A feral cat colony being fed in an urban setting. Photo: Wikimedia Commons
A single rabid cat from an unmanaged feral colony near a hotel in Cecil County, Maryland scratched and bit two people on August 8, 2024. Within days, public health officials were scrambling to track down 309 hotel guests across 27 states and Canada who may have been exposed.
The CDC published its full report in the Morbidity and Mortality Weekly Report in August 2025. The findings are a case study in how one unmanaged cat colony can trigger a multi-state public health emergency.
What Happened
The colony of roughly 20 feral cats had established itself near a hotel in Cecil County. Nobody managed them. Nobody vaccinated them. They just existed, breeding and roaming the property.
On August 8, one of the cats turned aggressive and attacked two residents, biting and scratching them. The cat was captured and euthanized. It tested positive for rabies on August 10.
Rabies is nearly 100 percent fatal once symptoms appear. There is no cure. The only option is post-exposure prophylaxis (PEP), a series of shots that must be administered before symptoms develop. The clock was ticking for anyone who had contact with that colony.
The Response
Health authorities had to identify every guest who stayed at or visited the hotel during the exposure window. That meant tracking 309 people scattered across 27 U.S. states and parts of Canada. The response pulled in 29 separate jurisdictions and consumed over 450 hours of personnel time.
Of the 197 people who completed risk assessments, three were confirmed exposed and received PEP. No human rabies cases occurred - but only because the response was fast enough.
The CDC's report included a pointed warning: "TNR programs that do not incorporate rabies prevention components might inadvertently increase risks."
CDC MMWR: Rabies Outbreak in an Urban, Unmanaged Cat Colony - Maryland, August 2024
Global Biodefense: Maryland Cat Colony Exposes Gaps in Urban Animal Management
The Bigger Picture
Cats are the most frequently reported rabid domestic animal in the United States. Between 200 and 300 cats test positive for rabies annually. The CDC estimates that rabies PEP costs linked to cat exposures run roughly $33 million per year.
Feral colonies are the epicenter of this risk. Unvaccinated, unmonitored, and often fed by well-meaning residents who have no idea what diseases are circulating in the group. A fed colony is not a managed colony. Feeding keeps them alive and concentrated. It does nothing about rabies, feline leukemia, or the dozen other pathogens these animals carry.

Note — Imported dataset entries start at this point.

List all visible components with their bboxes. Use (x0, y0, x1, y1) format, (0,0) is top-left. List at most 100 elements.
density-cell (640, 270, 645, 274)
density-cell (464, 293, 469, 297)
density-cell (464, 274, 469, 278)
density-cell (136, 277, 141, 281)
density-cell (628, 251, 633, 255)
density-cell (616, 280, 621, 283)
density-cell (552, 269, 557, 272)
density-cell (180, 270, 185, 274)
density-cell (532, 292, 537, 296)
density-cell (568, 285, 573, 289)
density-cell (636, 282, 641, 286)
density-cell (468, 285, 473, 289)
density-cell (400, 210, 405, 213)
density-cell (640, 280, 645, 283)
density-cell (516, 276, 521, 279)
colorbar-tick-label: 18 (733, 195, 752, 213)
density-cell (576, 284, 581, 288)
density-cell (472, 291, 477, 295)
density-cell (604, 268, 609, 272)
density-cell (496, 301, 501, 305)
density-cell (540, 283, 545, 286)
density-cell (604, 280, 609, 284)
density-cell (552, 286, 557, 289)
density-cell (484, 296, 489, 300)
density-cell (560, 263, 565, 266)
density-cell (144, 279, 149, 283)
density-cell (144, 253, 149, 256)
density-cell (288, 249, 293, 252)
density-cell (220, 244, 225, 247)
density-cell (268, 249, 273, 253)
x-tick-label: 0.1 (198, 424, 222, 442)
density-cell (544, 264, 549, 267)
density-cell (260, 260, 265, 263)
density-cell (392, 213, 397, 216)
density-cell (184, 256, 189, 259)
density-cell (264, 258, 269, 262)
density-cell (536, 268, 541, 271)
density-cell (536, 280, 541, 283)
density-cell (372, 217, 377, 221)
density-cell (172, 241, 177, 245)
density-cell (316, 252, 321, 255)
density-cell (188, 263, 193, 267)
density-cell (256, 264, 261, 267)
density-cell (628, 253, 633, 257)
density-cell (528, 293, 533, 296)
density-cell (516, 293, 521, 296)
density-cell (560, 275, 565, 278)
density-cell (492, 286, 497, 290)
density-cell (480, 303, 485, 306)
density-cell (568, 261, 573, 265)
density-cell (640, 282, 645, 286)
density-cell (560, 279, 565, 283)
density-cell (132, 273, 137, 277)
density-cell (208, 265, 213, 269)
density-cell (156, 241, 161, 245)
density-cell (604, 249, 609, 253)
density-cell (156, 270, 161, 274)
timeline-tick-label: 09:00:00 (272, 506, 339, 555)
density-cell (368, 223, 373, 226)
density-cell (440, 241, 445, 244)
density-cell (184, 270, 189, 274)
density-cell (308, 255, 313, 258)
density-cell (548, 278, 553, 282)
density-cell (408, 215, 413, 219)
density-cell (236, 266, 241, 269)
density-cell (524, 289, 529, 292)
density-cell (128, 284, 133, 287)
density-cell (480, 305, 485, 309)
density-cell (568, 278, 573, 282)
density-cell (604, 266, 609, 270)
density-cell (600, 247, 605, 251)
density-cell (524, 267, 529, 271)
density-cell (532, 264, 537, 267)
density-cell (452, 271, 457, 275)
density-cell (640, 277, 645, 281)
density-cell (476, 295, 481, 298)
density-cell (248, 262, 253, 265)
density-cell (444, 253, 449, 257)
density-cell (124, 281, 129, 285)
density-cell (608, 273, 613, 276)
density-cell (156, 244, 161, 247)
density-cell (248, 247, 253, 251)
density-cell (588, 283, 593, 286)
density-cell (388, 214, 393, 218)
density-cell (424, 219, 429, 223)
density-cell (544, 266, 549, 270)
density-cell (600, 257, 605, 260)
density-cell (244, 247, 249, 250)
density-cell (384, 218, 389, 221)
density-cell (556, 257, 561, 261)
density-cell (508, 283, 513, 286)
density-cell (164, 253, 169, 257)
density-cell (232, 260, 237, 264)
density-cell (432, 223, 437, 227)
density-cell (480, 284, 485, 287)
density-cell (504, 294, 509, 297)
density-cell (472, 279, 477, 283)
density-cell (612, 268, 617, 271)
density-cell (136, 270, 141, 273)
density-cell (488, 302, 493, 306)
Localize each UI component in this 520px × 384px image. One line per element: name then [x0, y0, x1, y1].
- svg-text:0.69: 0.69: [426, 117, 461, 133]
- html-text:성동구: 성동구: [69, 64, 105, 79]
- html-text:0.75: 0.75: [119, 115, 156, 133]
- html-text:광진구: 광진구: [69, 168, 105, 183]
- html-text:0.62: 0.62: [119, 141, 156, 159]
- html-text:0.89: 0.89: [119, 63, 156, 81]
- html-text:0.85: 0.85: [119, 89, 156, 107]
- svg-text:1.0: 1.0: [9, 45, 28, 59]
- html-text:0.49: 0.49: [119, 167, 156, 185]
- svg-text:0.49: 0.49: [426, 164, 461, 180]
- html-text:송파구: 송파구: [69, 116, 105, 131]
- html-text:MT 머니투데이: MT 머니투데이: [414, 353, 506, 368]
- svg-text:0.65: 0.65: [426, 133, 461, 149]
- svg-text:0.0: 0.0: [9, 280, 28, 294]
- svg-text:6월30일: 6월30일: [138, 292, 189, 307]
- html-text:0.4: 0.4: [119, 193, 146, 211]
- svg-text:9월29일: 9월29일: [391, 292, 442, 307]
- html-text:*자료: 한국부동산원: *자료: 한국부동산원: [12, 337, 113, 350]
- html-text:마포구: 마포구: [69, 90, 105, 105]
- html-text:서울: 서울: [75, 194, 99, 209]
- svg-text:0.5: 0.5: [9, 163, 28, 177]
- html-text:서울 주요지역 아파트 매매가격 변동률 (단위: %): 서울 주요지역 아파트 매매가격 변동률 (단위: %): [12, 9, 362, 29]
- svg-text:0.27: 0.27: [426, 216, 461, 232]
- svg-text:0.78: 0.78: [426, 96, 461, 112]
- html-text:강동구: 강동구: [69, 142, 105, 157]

Cecil County got lucky. The cat attacked people near a hotel with a guest registry, making contact tracing possible. Imagine the same scenario at a park, a strip mall parking lot, or a school playground. No registry. No way to trace who walked past and got scratched.
The Cost of Doing Nothing
Every unmanaged feral colony is a ticking clock. Not a question of if, but when. The Cecil County incident required 29 jurisdictions, 450 hours of work, and PEP treatment for confirmed exposures - all because nobody bothered to manage 20 cats.
The math is simple. Vaccinate, sterilize, and manage the colony - or accept that one day a rabid cat will turn a hotel into a multi-state health emergency. Maryland found out. The question is who is next.